On dîne de bonne heure pendant qu’il fait jour et aussi parce que tout le monde est mis en appétit par cette promenade sur l’eau et au grand air. À table, toujours la même franche gaîté ; on se joue des tours, et les plats disparaissent comme par enchantement. Le champagne est le vin préféré, et la superbe aurore boréale qui embrase en ce moment le ciel lui donne, dans les coupes de cristal taillé, une jolie teinte rosée. Du reste, les visages de toute la société me paraissent aussi un peu rosés. Mon rôle est fini de ce côté et je vais dîner à l’avant avec les mécaniciens. La nuit vient, on se trouve dans les ténèbres, les feux de côté du bateau jettent leurs lumières en avant et ne donnent aucune clarté sur le pont ; on allume des lanternes vénitiennes, aussitôt l’animation reprend.

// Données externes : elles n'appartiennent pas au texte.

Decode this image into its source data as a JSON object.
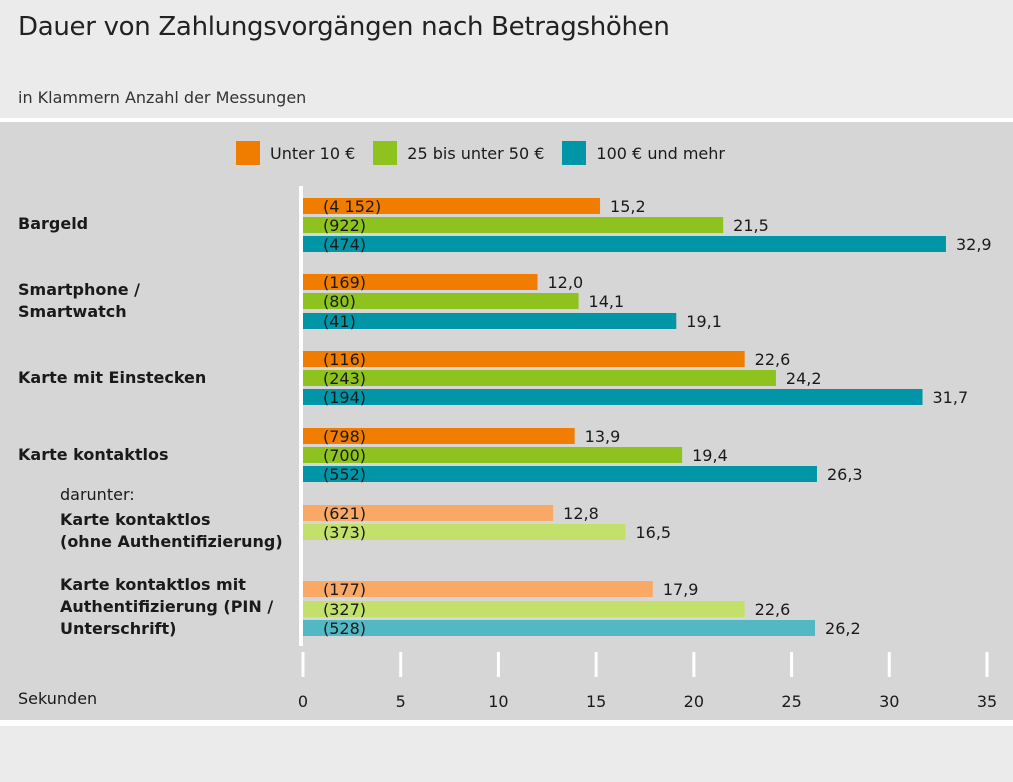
{
  "title": "Dauer von Zahlungsvorgängen nach Betragshöhen",
  "subtitle": "in Klammern Anzahl der Messungen",
  "darunter": "darunter:",
  "chart_data": {
    "type": "bar",
    "orientation": "horizontal",
    "xlabel": "Sekunden",
    "xlim": [
      0,
      35
    ],
    "xticks": [
      "0",
      "5",
      "10",
      "15",
      "20",
      "25",
      "30",
      "35"
    ],
    "legend": [
      {
        "name": "Unter 10 €",
        "color": "#f07c00"
      },
      {
        "name": "25 bis unter 50 €",
        "color": "#8dc21f"
      },
      {
        "name": "100 € und mehr",
        "color": "#0096a8"
      }
    ],
    "light_colors": {
      "orange": "#f9a866",
      "green": "#c2e06a",
      "teal": "#52b8c4"
    },
    "groups": [
      {
        "label_lines": [
          "Bargeld"
        ],
        "bars": [
          {
            "series": 0,
            "value": 15.2,
            "value_label": "15,2",
            "count": "(4 152)"
          },
          {
            "series": 1,
            "value": 21.5,
            "value_label": "21,5",
            "count": "(922)"
          },
          {
            "series": 2,
            "value": 32.9,
            "value_label": "32,9",
            "count": "(474)"
          }
        ]
      },
      {
        "label_lines": [
          "Smartphone /",
          "Smartwatch"
        ],
        "bars": [
          {
            "series": 0,
            "value": 12.0,
            "value_label": "12,0",
            "count": "(169)"
          },
          {
            "series": 1,
            "value": 14.1,
            "value_label": "14,1",
            "count": "(80)"
          },
          {
            "series": 2,
            "value": 19.1,
            "value_label": "19,1",
            "count": "(41)"
          }
        ]
      },
      {
        "label_lines": [
          "Karte mit Einstecken"
        ],
        "bars": [
          {
            "series": 0,
            "value": 22.6,
            "value_label": "22,6",
            "count": "(116)"
          },
          {
            "series": 1,
            "value": 24.2,
            "value_label": "24,2",
            "count": "(243)"
          },
          {
            "series": 2,
            "value": 31.7,
            "value_label": "31,7",
            "count": "(194)"
          }
        ]
      },
      {
        "label_lines": [
          "Karte kontaktlos"
        ],
        "bars": [
          {
            "series": 0,
            "value": 13.9,
            "value_label": "13,9",
            "count": "(798)"
          },
          {
            "series": 1,
            "value": 19.4,
            "value_label": "19,4",
            "count": "(700)"
          },
          {
            "series": 2,
            "value": 26.3,
            "value_label": "26,3",
            "count": "(552)"
          }
        ]
      },
      {
        "label_lines": [
          "Karte kontaktlos",
          "(ohne Authentifizierung)"
        ],
        "sub": true,
        "bars": [
          {
            "series": 0,
            "value": 12.8,
            "value_label": "12,8",
            "count": "(621)",
            "light": true
          },
          {
            "series": 1,
            "value": 16.5,
            "value_label": "16,5",
            "count": "(373)",
            "light": true
          }
        ]
      },
      {
        "label_lines": [
          "Karte kontaktlos mit",
          "Authentifizierung (PIN /",
          "Unterschrift)"
        ],
        "sub": true,
        "bars": [
          {
            "series": 0,
            "value": 17.9,
            "value_label": "17,9",
            "count": "(177)",
            "light": true
          },
          {
            "series": 1,
            "value": 22.6,
            "value_label": "22,6",
            "count": "(327)",
            "light": true
          },
          {
            "series": 2,
            "value": 26.2,
            "value_label": "26,2",
            "count": "(528)",
            "light": true
          }
        ]
      }
    ]
  }
}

Là-haut, les étoiles paraissent toutes petites ; l’une d’elles file, une jeune comtesse s’écrie : « Oh ! c’est le ciel qui envoie un baiser à la terre ! »

Le peintre, qui a maintenant sous les yeux une sorte de tableau de féerie avec ces dames assises en groupe à l’arrière du bateau éclairé de girandoles de toutes couleurs, sort de son état semi-léthargique et répond : « Oui, Madame, un vrai baiser de feu. » Puis, il donne la description scientifique de ce phénomène, mais cela ne satisfait pas la comtesse.